We found a significant difference in %TWL 1 year after surgery between TRRYGB (− 20.7%) and LRYGB-21CS (− 25.1%) P = 0.02, favoring LRYGB-21CS. The difference was not present in comparison of TRRYGB and other LRYGB techniques. Possibly, the narrow stoma resulting from the 21-mm stapler accounts for the improved weight loss. However, it should be stressed out that due to the difference in median follow-up time this result is inconclusive. Currently, there were only two studies reporting weight change in comparing the robotic and laparoscopic RYGB technique [23, 24]. None of them reported significant differences.
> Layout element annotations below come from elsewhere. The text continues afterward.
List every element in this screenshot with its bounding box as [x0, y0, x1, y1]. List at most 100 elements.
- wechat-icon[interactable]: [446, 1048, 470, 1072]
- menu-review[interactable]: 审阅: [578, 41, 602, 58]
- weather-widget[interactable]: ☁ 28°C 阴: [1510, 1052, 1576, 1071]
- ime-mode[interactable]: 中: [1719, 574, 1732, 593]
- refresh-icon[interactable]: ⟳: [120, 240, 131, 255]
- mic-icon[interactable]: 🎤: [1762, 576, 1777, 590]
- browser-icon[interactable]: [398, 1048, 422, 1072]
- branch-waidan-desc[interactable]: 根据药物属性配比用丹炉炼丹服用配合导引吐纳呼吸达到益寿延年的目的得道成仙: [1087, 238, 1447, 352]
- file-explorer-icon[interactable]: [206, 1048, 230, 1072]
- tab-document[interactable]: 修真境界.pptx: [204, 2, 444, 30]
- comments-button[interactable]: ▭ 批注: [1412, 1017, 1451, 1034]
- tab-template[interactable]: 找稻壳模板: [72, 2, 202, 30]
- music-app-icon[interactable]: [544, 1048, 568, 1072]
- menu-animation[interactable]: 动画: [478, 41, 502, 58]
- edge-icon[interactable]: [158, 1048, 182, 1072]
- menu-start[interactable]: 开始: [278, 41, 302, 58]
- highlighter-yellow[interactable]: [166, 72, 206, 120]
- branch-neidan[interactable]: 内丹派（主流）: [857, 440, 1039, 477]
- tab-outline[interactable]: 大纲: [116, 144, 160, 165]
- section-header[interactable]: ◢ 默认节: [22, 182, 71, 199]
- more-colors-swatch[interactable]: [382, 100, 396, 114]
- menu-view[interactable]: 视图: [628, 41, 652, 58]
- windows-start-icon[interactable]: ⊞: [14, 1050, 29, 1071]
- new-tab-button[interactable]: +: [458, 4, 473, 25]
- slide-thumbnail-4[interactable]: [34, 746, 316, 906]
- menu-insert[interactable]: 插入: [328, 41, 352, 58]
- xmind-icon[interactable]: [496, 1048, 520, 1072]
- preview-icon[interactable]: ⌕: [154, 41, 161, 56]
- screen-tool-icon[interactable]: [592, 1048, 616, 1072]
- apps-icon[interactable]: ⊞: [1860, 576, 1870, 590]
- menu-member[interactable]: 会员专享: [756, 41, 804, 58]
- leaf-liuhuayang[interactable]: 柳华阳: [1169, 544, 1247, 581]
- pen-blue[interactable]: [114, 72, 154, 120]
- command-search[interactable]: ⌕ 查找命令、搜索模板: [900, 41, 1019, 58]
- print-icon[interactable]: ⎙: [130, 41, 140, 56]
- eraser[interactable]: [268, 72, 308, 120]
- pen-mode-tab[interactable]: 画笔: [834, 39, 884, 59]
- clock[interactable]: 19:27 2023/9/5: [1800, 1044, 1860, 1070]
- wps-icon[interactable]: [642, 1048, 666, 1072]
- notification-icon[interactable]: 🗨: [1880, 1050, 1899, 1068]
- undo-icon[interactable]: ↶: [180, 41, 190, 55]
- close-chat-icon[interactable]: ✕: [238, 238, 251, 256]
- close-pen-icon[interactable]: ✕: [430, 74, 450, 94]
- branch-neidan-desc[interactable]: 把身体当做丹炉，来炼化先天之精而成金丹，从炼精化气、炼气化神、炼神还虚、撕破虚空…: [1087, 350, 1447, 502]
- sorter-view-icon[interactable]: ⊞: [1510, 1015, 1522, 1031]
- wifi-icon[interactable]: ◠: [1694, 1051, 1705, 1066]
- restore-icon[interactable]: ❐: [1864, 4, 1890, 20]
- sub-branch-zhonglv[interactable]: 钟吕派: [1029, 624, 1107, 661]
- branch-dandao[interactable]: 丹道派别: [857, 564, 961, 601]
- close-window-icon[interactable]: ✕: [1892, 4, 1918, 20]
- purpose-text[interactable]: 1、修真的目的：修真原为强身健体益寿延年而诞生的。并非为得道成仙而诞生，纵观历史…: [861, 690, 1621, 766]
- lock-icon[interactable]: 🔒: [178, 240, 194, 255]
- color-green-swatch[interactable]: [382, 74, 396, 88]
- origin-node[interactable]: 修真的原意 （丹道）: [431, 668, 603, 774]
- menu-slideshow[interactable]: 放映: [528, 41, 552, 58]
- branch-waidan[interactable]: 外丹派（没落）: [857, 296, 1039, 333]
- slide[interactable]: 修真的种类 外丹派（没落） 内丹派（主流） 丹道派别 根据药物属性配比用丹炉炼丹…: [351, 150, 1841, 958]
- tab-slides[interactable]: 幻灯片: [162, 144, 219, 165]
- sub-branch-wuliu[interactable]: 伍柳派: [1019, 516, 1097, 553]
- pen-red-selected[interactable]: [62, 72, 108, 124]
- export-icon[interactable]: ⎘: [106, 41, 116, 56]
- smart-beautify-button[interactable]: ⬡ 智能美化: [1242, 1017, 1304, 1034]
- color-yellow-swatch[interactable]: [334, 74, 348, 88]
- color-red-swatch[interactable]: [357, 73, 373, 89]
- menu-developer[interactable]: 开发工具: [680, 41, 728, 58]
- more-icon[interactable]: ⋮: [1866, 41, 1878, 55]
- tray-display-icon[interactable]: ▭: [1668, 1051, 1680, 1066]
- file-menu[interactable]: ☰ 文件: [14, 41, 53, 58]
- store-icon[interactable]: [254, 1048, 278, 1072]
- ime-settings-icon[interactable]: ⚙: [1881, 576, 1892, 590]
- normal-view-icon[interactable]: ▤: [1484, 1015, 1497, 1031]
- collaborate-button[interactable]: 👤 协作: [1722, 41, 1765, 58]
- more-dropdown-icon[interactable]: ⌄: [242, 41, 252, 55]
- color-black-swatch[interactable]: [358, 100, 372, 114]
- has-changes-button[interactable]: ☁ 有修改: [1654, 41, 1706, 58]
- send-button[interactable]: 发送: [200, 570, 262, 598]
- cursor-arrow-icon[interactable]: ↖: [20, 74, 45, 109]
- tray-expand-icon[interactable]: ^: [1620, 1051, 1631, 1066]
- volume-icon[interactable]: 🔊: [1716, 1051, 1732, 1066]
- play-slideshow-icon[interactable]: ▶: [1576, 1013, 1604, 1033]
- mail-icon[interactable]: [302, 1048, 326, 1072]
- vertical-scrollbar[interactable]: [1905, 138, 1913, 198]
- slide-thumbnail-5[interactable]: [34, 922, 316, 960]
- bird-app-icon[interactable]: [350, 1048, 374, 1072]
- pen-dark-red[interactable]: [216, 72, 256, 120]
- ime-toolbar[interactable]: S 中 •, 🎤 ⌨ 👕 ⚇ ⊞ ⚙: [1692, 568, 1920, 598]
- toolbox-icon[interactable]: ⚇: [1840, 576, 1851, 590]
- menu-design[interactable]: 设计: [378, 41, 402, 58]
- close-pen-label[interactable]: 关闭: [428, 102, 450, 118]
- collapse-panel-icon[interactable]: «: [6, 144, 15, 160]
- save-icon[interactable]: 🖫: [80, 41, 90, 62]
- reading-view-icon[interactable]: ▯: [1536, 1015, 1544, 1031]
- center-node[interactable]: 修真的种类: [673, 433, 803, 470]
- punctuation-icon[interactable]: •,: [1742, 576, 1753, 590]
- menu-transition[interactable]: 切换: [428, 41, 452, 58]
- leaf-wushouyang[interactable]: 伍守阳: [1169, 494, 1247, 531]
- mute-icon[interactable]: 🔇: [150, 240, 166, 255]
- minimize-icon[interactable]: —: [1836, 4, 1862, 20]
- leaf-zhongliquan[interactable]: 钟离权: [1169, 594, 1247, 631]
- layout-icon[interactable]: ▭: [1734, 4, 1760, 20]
Limitations of the present study include the fact that it was retrospective, non-randomized, and conducted at a single academic institution. To account for variance in patient characteristics, propensity matching was used but also reduced the number of patients matched in each cohort. These results should not be extrapolated to long-term outcomes; by design, we have looked at early outcomes and early postoperative complications. The small sample size can affect generalizability. Outcomes following use of the C21 cannot be generalized to techniques performed with the C25 method for GJA and will require further study. Lastly, a significant difference in length of follow-up was present when comparing TRRYGB to LRYGB-21CS and to LRYGB-LS. However, the majority of assessed complications, including GJA stricture was typical for the early postoperative period. The 30-day follow-up was completed in all cases.

Conclusions

The robotic approach to RYGB resulted in no reduction in postoperative complications compared to laparoscopic approaches utilizing hand-sewn or linear stapler for the gastrojejunal anastomosis. The LRYGB with the 21-mm circular stapler had an inordinately high stricture rate of 17% that likely contributed to longer hospital stay and higher readmission rate compared to the robotic approach. The robotic RYGB required significantly longer operative times than each of the alternate laparoscopic techniques. These findings suggest that totally robotic RYGB currently provides no clinical advantages over laparoscopic techniques for RYGB and increases operative time and resources. Randomized controlled trials directly comparing robotic vs. laparoscopic approaches are needed before the robotic approach to RYGB can be considered an alternative to standard laparoscopic approaches.